Miyajima

Miyajima

martedì 3 giugno 2014

Assassino!


Ero incredulo.
In un attimo la mia calma apparente si era trasformata in qualcosa di assolutamente nuovo e che non credevo potesse esistere dentro di me.
Mi guardavo le mani dipinte di sangue rappreso. Piccoli e sottili rivoli che si erano formati dopo che avevo colpito quell'uomo con un bastone.
Avevo usato tutta la mia forza, tutta la mia rabbia. Quello era caduto al suolo ed in un attimo il suo viso era divenuto inespressivo. Da persona era divenuto corpo.
L'avevo colpito anche a terra, quando forse già aveva smesso di vivere.
Avevo ucciso un uomo.
Non avrei mai creduto fosse possibile. 
 
Ero lì, ad ascoltare il ritmo forsennato del mio respiro, mentre i miei occhi non riuscivano a mettere a fuoco alcunché. Il mondo intorno a me era solo un inutile contenitore di cui non facevo più parte.
Ero passato dalla parte degli assassini.
Eppure, dopo aver compiuto quel gesto, ma sì, chiamiamolo con il suo nome, dopo aver ucciso quell'uomo, tutto era divenuto calmo di nuovo.
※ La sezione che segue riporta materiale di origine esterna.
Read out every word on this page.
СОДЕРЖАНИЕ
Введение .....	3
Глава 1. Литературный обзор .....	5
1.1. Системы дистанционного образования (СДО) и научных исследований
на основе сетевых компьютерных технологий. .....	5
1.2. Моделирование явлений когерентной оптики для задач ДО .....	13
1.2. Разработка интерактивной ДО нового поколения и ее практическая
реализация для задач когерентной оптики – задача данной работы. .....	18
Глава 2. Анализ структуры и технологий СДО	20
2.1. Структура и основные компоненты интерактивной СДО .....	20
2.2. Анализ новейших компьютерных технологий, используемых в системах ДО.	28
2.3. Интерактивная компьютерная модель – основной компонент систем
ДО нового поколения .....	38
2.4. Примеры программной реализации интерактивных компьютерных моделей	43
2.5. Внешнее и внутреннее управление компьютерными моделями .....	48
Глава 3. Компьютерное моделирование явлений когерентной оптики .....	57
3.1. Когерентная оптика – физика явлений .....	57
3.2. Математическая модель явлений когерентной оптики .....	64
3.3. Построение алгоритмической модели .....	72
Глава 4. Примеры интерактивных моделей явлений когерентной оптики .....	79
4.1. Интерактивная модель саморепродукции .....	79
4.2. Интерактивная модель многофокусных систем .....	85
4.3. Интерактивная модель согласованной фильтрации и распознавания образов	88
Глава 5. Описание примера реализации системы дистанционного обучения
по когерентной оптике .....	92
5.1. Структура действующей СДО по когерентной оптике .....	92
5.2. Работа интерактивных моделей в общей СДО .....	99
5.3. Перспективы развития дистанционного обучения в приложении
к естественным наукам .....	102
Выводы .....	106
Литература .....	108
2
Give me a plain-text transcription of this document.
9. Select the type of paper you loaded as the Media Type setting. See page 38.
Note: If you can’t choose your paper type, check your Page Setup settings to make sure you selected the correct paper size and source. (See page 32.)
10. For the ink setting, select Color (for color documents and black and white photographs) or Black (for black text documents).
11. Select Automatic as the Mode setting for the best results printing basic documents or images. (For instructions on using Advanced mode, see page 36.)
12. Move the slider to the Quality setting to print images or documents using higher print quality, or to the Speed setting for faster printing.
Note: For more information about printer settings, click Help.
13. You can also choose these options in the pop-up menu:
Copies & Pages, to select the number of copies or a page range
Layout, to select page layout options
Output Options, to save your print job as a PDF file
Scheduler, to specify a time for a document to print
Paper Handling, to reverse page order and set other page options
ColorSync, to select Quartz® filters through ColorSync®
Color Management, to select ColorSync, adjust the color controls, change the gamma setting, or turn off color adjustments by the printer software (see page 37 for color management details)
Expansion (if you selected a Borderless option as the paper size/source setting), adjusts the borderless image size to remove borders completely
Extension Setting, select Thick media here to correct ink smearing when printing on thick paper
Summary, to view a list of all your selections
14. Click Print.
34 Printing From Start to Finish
Anzi, più calmo di quanto non fosse mai stato in vita mia.
Mi ero seduto a terra, come a voler prendere fiato dopo aver varcato la soglia. Lo spartiacque che separava la mia vita precedente da quella da omicida era alle mie spalle.
Ero ancora seduto a terra quando mi vennero in mente, non so perché, i giochi che facevo da bambino. Pensai a quando ero seduto con i miei amici a raccontare storie nelle lunghe serate estive, quando la una era alta in cielo e noi ridevamo di ogni banalità. Felici di essere piccoli, senza nessuna ansia di diventare grandi.
Avevo sempre le ginocchia sbucciate e qualche taglio qua e là. 
Ora avevo del sangue sulle mani, ma non era il mio. Come cambia prospettiva il modo di vedere le cose.
Dopo una cosa del genere, vi assicuro, cambia in modo totale. Agli antipodi, per intenderci.
Pensai proprio a questo, al fatto che da quel momento in poi sarebbe cambiato anche il mio modo di ragionare, di percepire il mondo intorno a me. Sarebbe cambiata anche l'opinione della gente sul mio conto.


 
Rimasi così, fermo per diversi minuti a terra. Sporco, sudato e con la mani macchiate di sangue. Vicino a me un uomo morto.
Un cadavere, sì, un cadavere che era tale solo per causa mia. Lì vicino giaceva a terra ancora il bastone che avevo usato.
 
Aveva un'estremità intrisa di sangue, del sangue dell'uomo che avevo ucciso.
Mi girai le mani una nell'altra, ancora seduto a terra, senza potermi perdere in pensieri di alcun tipo.
Poi, finalmente, il silenzio fu rotto dal suono delle sirene.
Sapevamo che non avrebbero tardato. 
Erano di due tonalità e tipologie. Le riconobbi all'istante, ambulanza e polizia.
Entrarono di corsa, ero ancora a terra.
Mi alzai senza dire nulla e lasciai che gli agenti mi portassero via con loro.
Misero le loro mano sotto le mie braccia, uno per parte. In un attimo fui dentro la volante.
Il personale medico dell'ambulanza correva con esperienza mentre la volante fece urlare le gomme a terra.
Chiusi gli occhi. Ero improvvisamente stanco.
Non saprei quantificare il tempo che trascorsi in quell'auto. Minuti, forse ore se non giorni interi.
E non saprei nemmeno dire dove mi portarono. Mi fecero delle domande, ma non ricordo nulla. Il mio cervello ha completamente rimosso quei momenti. Penso sia davvero strano, mi ricordo dell'omicidio, ma non di quello che accadde dopo.
Forse ero preda di un qualche delirio.
Ricordo molto bene però, ciò che mi venne detto più tardi, non so quanto.
Un agente mi disse «Sono salve».
Le due bambine che erano state aggredite da quell'uomo erano salve. Non avevano subito traumi fisici di rilievo e in breve sarebbero tornate a casa.
 
Salve, sorrisi felice.
Ero un assassino e avrei dovuto affrontare un processo.
Chiusi gli occhi e precipitai in un mondo di sollievo.